Отроковица знала, что будет нынче государь раздавать по Москве милостыньку, и вот подгадала припасть к его стопам. Она оглянулась испуганно, сразу признав царя (таким она видала его во снах), упала на колени и сразу решительно и горько заплакала, моля за тятеньку.

– Добрая девочка. Ангел мой. Христос воскресе, – сказал государь, за овчинный чекмень ухватив, поставил на ноги, расцеловал.

– Воистину, – прошептала отроковица, сразу просыхая глазами; от вешнего солнца напекло ее милое личико, брусничным молоком напитало щеки, из голубых глазенок истекало то сияние, кое и называют ангельским. Так восхищенно светиться могут лишь глаза неискушенного ребенка.

– Добрая девочка. Твой отец горе завивает веревочкой, он по кабакам попустился и этой вервью и вас задушит, с собою в пропасть утянет. – Голос царя стал сухим, резким. Девочка, стоя на зальдившемся сугробе, оказалась лицом вровень с государем и сейчас неотрывно смотрела на его упругие губы, оправленные темно-русой шелковой бородою. Девочка навряд ли слышала царя, она была зачарована его красотою. – Вот ты молишь за него, а он тебя под монастырь тянет, при живом-то отце сирота. Я ослобоню его, а он паки и паки...

Отроковица опомнилась, стряхнула наваждение, возразила упрямо:

– Матушка молвит: тятя по кривой пошел, с копыл съехал. Он с зеленым змием борется, да пока одолеть не может. Я ему державой буду. – Голос ее оказался неожиданно звонким, взор заблистал. – Знаю, смирен он больно и хвор. Ты бы спустил его, батюшка-государь. А коли Господу будет угодно, я со всею охотою в монастырь.

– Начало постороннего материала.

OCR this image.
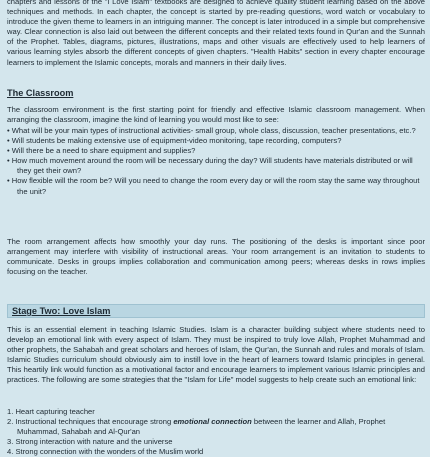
chapters and lessons of the "I Love Islam" textbooks are designed to achieve quality student learning based on the above techniques and methods. In each chapter, the concept is started by pre-reading questions, word watch or vocabulary to introduce the given theme to learners in an intriguing manner. The concept is later introduced in a simple but comprehensive way. Clear connection is also laid out between the different concepts and their related texts found in Qur'an and the Sunnah of the Prophet. Tables, diagrams, pictures, illustrations, maps and other visuals are effectively used to help learners of various learning styles absorb the different concepts of given chapters. "Health Habits" section in every chapter encourage learners to implement the Islamic concepts, morals and manners in their daily lives.

The Classroom

The classroom environment is the first starting point for friendly and effective Islamic classroom management. When arranging the classroom, imagine the kind of learning you would most like to see:

• What will be your main types of instructional activities- small group, whole class, discussion, teacher presentations, etc.?
• Will students be making extensive use of equipment-video monitoring, tape recording, computers?
• Will there be a need to share equipment and supplies?
• How much movement around the room will be necessary during the day? Will students have materials distributed or will they get their own?
• How flexible will the room be? Will you need to change the room every day or will the room stay the same way throughout the unit?

The room arrangement affects how smoothly your day runs. The positioning of the desks is important since poor arrangement may interfere with visibility of instructional areas. Your room arrangement is an invitation to students to communicate. Desks in groups implies collaboration and communication among peers; whereas desks in rows implies focusing on the teacher.

Stage Two: Love Islam

This is an essential element in teaching Islamic Studies. Islam is a character building subject where students need to develop an emotional link with every aspect of Islam. They must be inspired to truly love Allah, Prophet Muhammad and other prophets, the Sahabah and great scholars and heroes of Islam, the Qur'an, the Sunnah and rules and morals of Islam. Islamic Studies curriculum should obviously aim to instill love in the heart of learners toward Islamic principles in general. This heartily link would function as a motivational factor and encourage learners to implement various Islamic principles and practices. The following are some strategies that the "Islam for Life" model suggests to help create such an emotional link:

1. Heart capturing teacher
2. Instructional techniques that encourage strong emotional connection between the learner and Allah, Prophet Muhammad, Sahabah and Al-Qur'an
3. Strong interaction with nature and the universe
4. Strong connection with the wonders of the Muslim world
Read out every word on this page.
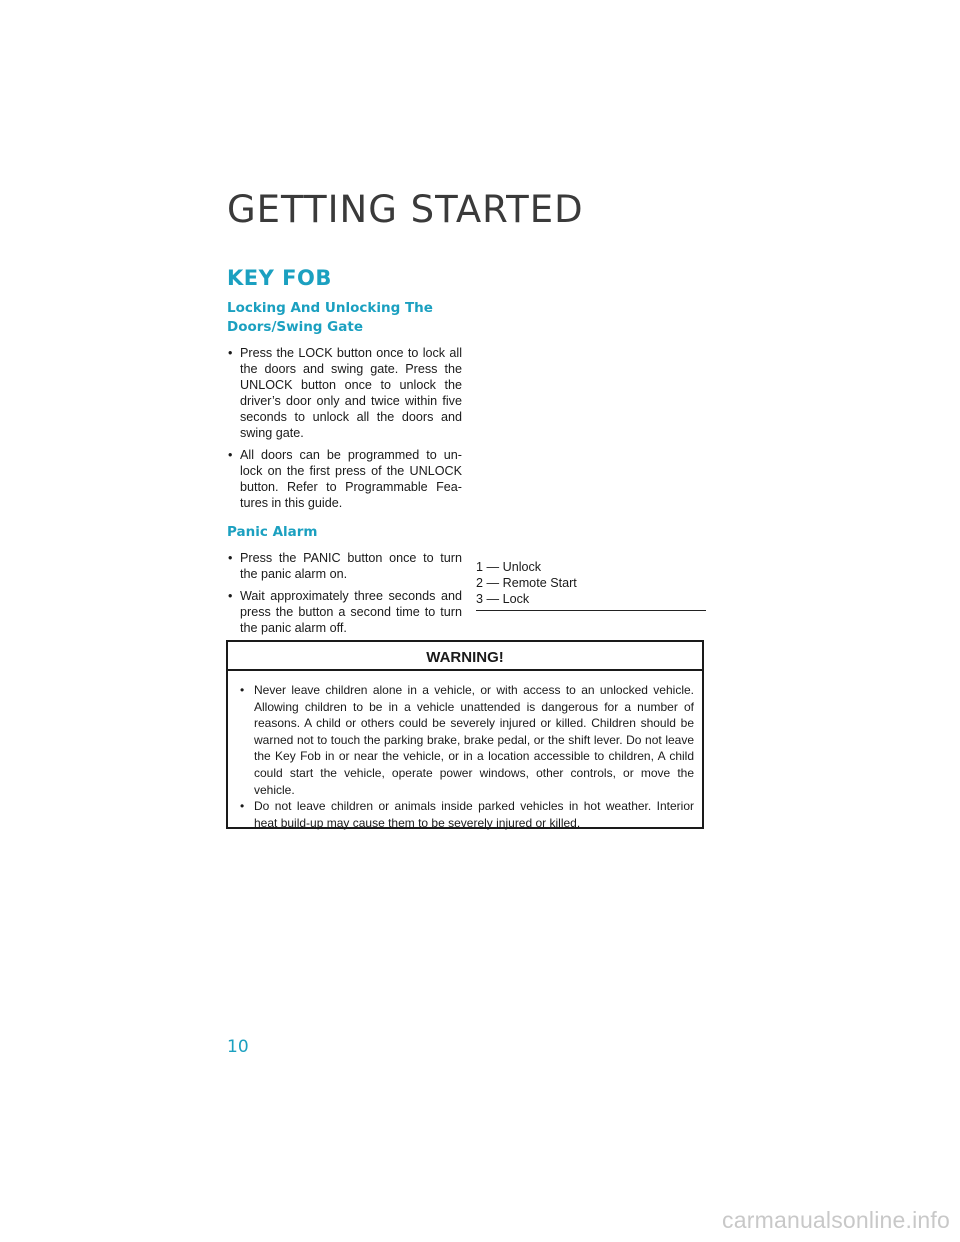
GETTING STARTED
KEY FOB
Locking And Unlocking The Doors/Swing Gate
• Press the LOCK button once to lock all the doors and swing gate. Press the UNLOCK button once to unlock the driver’s door only and twice within five seconds to unlock all the doors and swing gate.
• All doors can be programmed to un-lock on the first press of the UNLOCK button. Refer to Programmable Fea-tures in this guide.
Panic Alarm
• Press the PANIC button once to turn the panic alarm on.
• Wait approximately three seconds and press the button a second time to turn the panic alarm off.
1 — Unlock
2 — Remote Start
3 — Lock
WARNING!
• Never leave children alone in a vehicle, or with access to an unlocked vehicle. Allowing children to be in a vehicle unattended is dangerous for a number of reasons. A child or others could be severely injured or killed. Children should be warned not to touch the parking brake, brake pedal, or the shift lever. Do not leave the Key Fob in or near the vehicle, or in a location accessible to children, A child could start the vehicle, operate power windows, other controls, or move the vehicle.
• Do not leave children or animals inside parked vehicles in hot weather. Interior heat build-up may cause them to be severely injured or killed.
10
carmanualsonline.info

Царь Алексей насупился и, ничего не ответив более, вступил в Приказную избу. Стрельцы оттерли отроковицу к палисаду; она издали смотрела на царский выход, открывши от напряжения рот.

Грозно вступил государь в избу, велел тут же гнать всех по домам за-ради праздника. Федора же Пожарского, сухолицего, горбоносого князя, поставил на колени.

– Ведаешь ли, злодей, что за тебя дочка молит, не ест, не пьет который день. Добрых родителей сын, твой дядька престольную от самозванца спас, а ты? Э-э-эх! На что попустился, кабацкий ярыга. Москва над тобою тешится! – При этих обидных словах князь Федор уросливо вспрянул головою, пытаясь возразить, но царь закричал резко, наливаясь кровью. В таком гневе бывал государь страшен. – Молчи, холоп! Велю с тебя кажинный день шкуру с живого драть на подметки, чтобы иным неповадно. Есть в миру негодные люди: еретики, злодейцы, чаровники, звездобайцы да разбойники. Есть еще кобыльники или скитальцы, – кобылицам подобны люди, что иных народов труд и пот изъедают. А еще есть хлебогубцы или бездельцы. Их повадки: еди, пий, спи, играй, похотем выражай, прочие скорби иным оставляй. Так ты из этой породы, негодный человек. Сам себя в тлю извел своим непотребством. Себя пропил и меня предал, сукин ты сын... Спровадить его в Тоболеск! И нынче штоб! Без харчу и пеши! И без моего благословения! Чтоб каждый тебе вслед плевал: «Ярыга бредет, московский пропойца!» Ишь чего удумал – дно чарки узреть! – Государь перевел дыхание и устыдился крика своего. Слабость почувствовал государь с долгого поста, и пот обильно оросил лоб. Государь, не глядя, без просьб протянул руку, и стряпчий вложил ему в ладонь шелковую фусточку. – Ведь и не клосный ты человек, – утираясь платком, утишил тон государь, – и не урод, не калика, не убогий какой, видом продать. А ведешь себя вроде каженика, да и хуже того. Ну что с тобою поделать? В великом горе я по твоей пропащей душе. Прости меня, Господи. Нагрешил я нынче вместях с тобою, князь. Ох, нагрешил...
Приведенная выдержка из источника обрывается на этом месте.